With all of the kids out of school, school districts like Hamburg are giving kids ages 1 through 18 two meals a day, five days a week. Hinds says the meals save her from spending money on extra lunchmeat and bread for the kids.
“They’re nine, six, five, four, 12, 12 and 13,” Hinds says. “So they’re eating constantly. I think every five minutes I hear ‘I’m hungry’, come out of someone’s mouth, if not everybody’s.”
Getting food in rural areas isn’t always easy. A couple weeks ago, Lora Dumler’s family ran out of cereal. She sent her husband from their home in Essex to the closest grocery store, about 7 miles away.
“And the aisle was desolate,” Dumler says. “All the shelves were like, vacant. There was nothing there. And it finally clicked in my mind, ‘Oh my god, what are we going to do?’”

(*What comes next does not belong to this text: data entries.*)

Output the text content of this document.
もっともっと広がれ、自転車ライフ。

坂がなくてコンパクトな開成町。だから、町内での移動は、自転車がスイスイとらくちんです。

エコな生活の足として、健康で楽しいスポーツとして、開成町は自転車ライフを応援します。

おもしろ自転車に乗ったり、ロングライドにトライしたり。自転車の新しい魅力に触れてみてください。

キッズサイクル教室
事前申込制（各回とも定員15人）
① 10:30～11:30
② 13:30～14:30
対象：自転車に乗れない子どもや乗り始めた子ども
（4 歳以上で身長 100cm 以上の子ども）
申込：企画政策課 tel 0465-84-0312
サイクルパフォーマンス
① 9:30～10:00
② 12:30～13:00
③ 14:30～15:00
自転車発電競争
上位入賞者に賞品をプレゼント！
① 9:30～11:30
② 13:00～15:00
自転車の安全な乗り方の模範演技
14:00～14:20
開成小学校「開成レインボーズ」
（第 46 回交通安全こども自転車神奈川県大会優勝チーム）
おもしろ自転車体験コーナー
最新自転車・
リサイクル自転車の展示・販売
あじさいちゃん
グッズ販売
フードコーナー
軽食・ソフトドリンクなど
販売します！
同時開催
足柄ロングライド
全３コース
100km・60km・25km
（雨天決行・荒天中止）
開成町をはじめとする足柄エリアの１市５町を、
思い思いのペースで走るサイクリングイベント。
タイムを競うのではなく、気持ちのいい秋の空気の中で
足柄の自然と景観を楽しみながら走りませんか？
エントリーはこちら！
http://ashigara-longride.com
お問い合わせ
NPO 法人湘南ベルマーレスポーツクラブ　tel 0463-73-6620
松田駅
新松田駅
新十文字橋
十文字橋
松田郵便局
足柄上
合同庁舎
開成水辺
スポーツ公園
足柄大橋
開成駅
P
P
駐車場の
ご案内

Dumler and her husband don’t have enough money to stock up on tons of food. They only have one car, making frequent trips to the store difficult. The food pantry they go to has closed amid the COVID-19 pandemic, but the school meals have been one sure thing.
“To have something that we can count on, knowing that the kids are going to have a lunch and a breakfast every day through the week, is one thing that puts our mind at ease,” Dumler says.
Sometimes Dumler’s kids get to see a familiar face like their teachers or principal.
“Usually, they don’t even make it to the house. My kids meet them out on the street,” Dumler says. “And I have to remind them that we have to be social distancing ourselves, and you know, air high fives and things of that nature.”
Wells says as good as it is to see the kids, these deliveries are more important for the many families living paycheck to paycheck. He says delivering meals allows his staff to check in on families and see what else they might need.
Nicole Hinds says the meal deliveries and a quick visit really brighten the day.
“It’s a big joy. He’s helped out tremendously,” she says, about Wells.
Southwest Iowa hasn’t been a hotbed for COVID-19, but if that changes, Wells says the in-person visits may have to end.
“And we’ve talked about that – that we’d go more to a knock on the door, not greet,” Wells says. “And we would put out a notice to our parents: It’s nothing personal.”
That may include asking families to wait to open the door until staff are safely in their cars, a move to protect people from community spread of COVID-19. But Wells says his school districts won’t stop getting kids the food they need.
Katie Peikes is a reporter at Iowa Public Radio.